Data Science and Machine Learning Lab - Lab #1: NumPy Introduction¶
1. Datasets Download¶
In [ ]:
# IRIS
!wget "https://archive.ics.uci.edu/ml/machine-learning-databases/iris/iris.data" -O iris.csv
# MNIST (CSV subset)
!wget "https://raw.githubusercontent.com/dbdmg/data-science-lab/master/datasets/mnist_test.csv" -O mnist_test.csv
2. Warm-up with NumPy¶
In [2]:
import numpy as np
# === 2.1 Array creation and attributes ===
a = np.array([[1,2,3],[4,5,6]], dtype=np.int32)

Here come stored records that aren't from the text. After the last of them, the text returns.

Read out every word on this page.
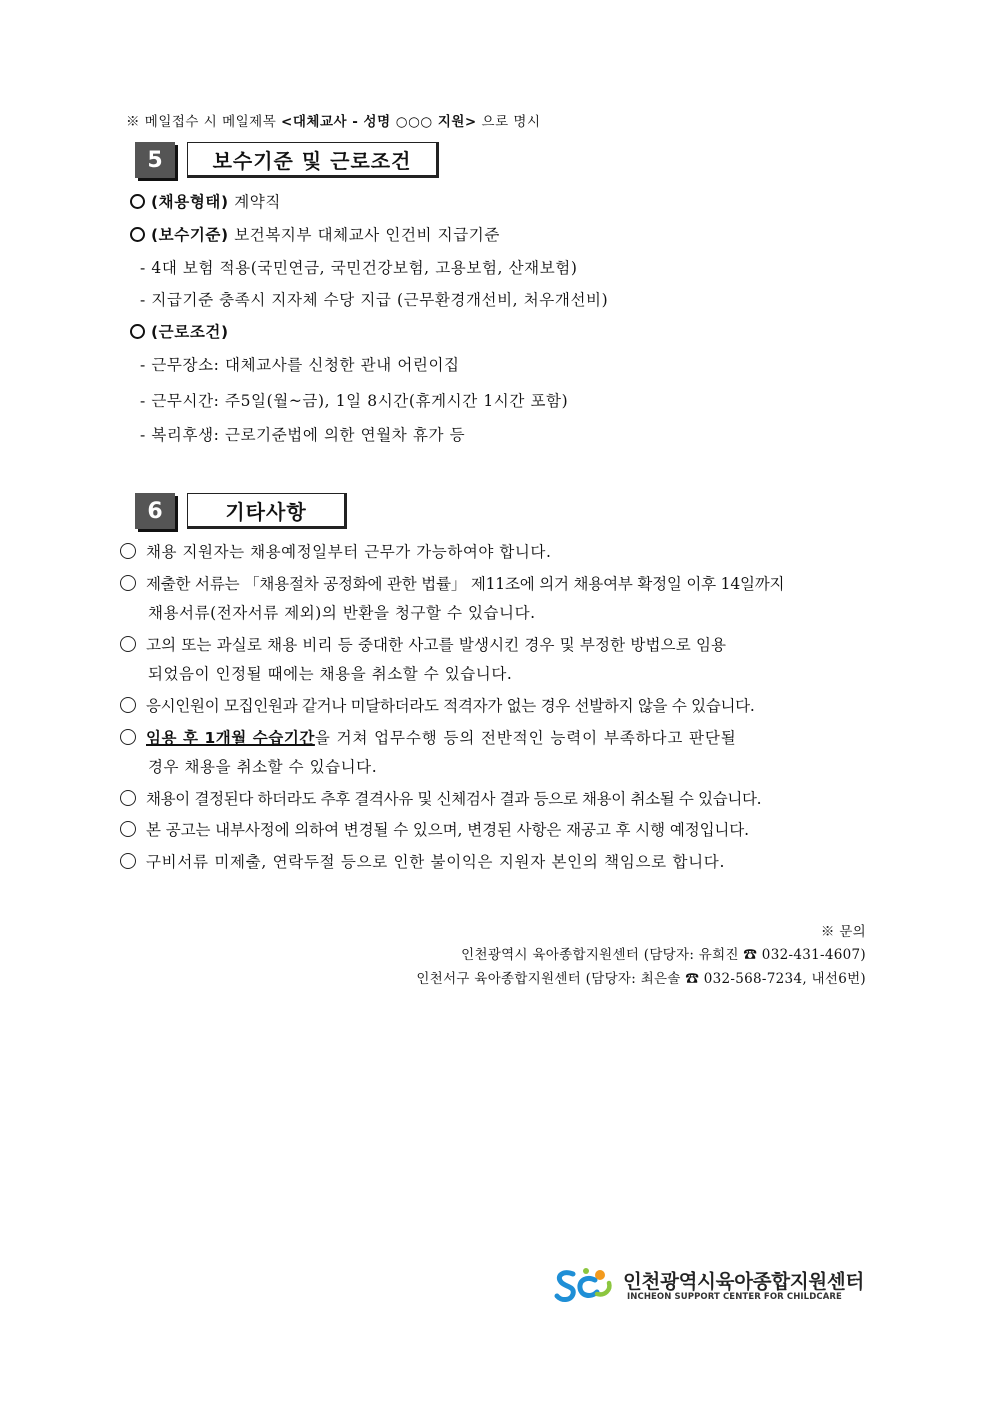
※ 메일접수 시 메일제목 <대체교사 - 성명 ○○○ 지원> 으로 명시
5	보수기준 및 근로조건
(채용형태) 계약직
(보수기준) 보건복지부 대체교사 인건비 지급기준
- 4대 보험 적용(국민연금, 국민건강보험, 고용보험, 산재보험)
- 지급기준 충족시 지자체 수당 지급 (근무환경개선비, 처우개선비)
(근로조건)
- 근무장소: 대체교사를 신청한 관내 어린이집
- 근무시간: 주5일(월~금), 1일 8시간(휴게시간 1시간 포함)
- 복리후생: 근로기준법에 의한 연월차 휴가 등
6	기타사항
채용 지원자는 채용예정일부터 근무가 가능하여야 합니다.
제출한 서류는 「채용절차 공정화에 관한 법률」 제11조에 의거 채용여부 확정일 이후 14일까지
채용서류(전자서류 제외)의 반환을 청구할 수 있습니다.
고의 또는 과실로 채용 비리 등 중대한 사고를 발생시킨 경우 및 부정한 방법으로 임용
되었음이 인정될 때에는 채용을 취소할 수 있습니다.
응시인원이 모집인원과 같거나 미달하더라도 적격자가 없는 경우 선발하지 않을 수 있습니다.
임용 후 1개월 수습기간을 거쳐 업무수행 등의 전반적인 능력이 부족하다고 판단될
경우 채용을 취소할 수 있습니다.
채용이 결정된다 하더라도 추후 결격사유 및 신체검사 결과 등으로 채용이 취소될 수 있습니다.
본 공고는 내부사정에 의하여 변경될 수 있으며, 변경된 사항은 재공고 후 시행 예정입니다.
구비서류 미제출, 연락두절 등으로 인한 불이익은 지원자 본인의 책임으로 합니다.
※ 문의
인천광역시 육아종합지원센터 (담당자: 유희진 ☎ 032-431-4607)
인천서구 육아종합지원센터 (담당자: 최은솔 ☎ 032-568-7234, 내선6번)
인천광역시육아종합지원센터
INCHEON SUPPORT CENTER FOR CHILDCARE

zeros = np.zeros((2,3), dtype=float)
ones = np.ones((3,1), dtype=np.float64)
full = np.full((2,2), fill_value=-7)
lin = np.linspace(0, 1, 5)
arr = np.arange(0, 10, 2)
out = {
"a.ndim": a.ndim, "a.shape": a.shape, "a.size": a.size, "a.dtype": a.dtype,
"zeros.shape": zeros.shape, "ones.dtype": ones.dtype,
"lin": lin, "arr": arr
}
out
Out[2]:
{'a.ndim': 2, 'a.shape': (2, 3), 'a.size': 6, 'a.dtype': dtype('int32'), 'zeros.shape': (2, 3), 'ones.dtype': dtype('float64'), 'lin': array([0. , 0.25, 0.5 , 0.75, 1. ]), 'arr': array([0, 2, 4, 6, 8])}
In [4]:
a = np.array([[1,2,3],[4,5,6]], dtype=np.int32)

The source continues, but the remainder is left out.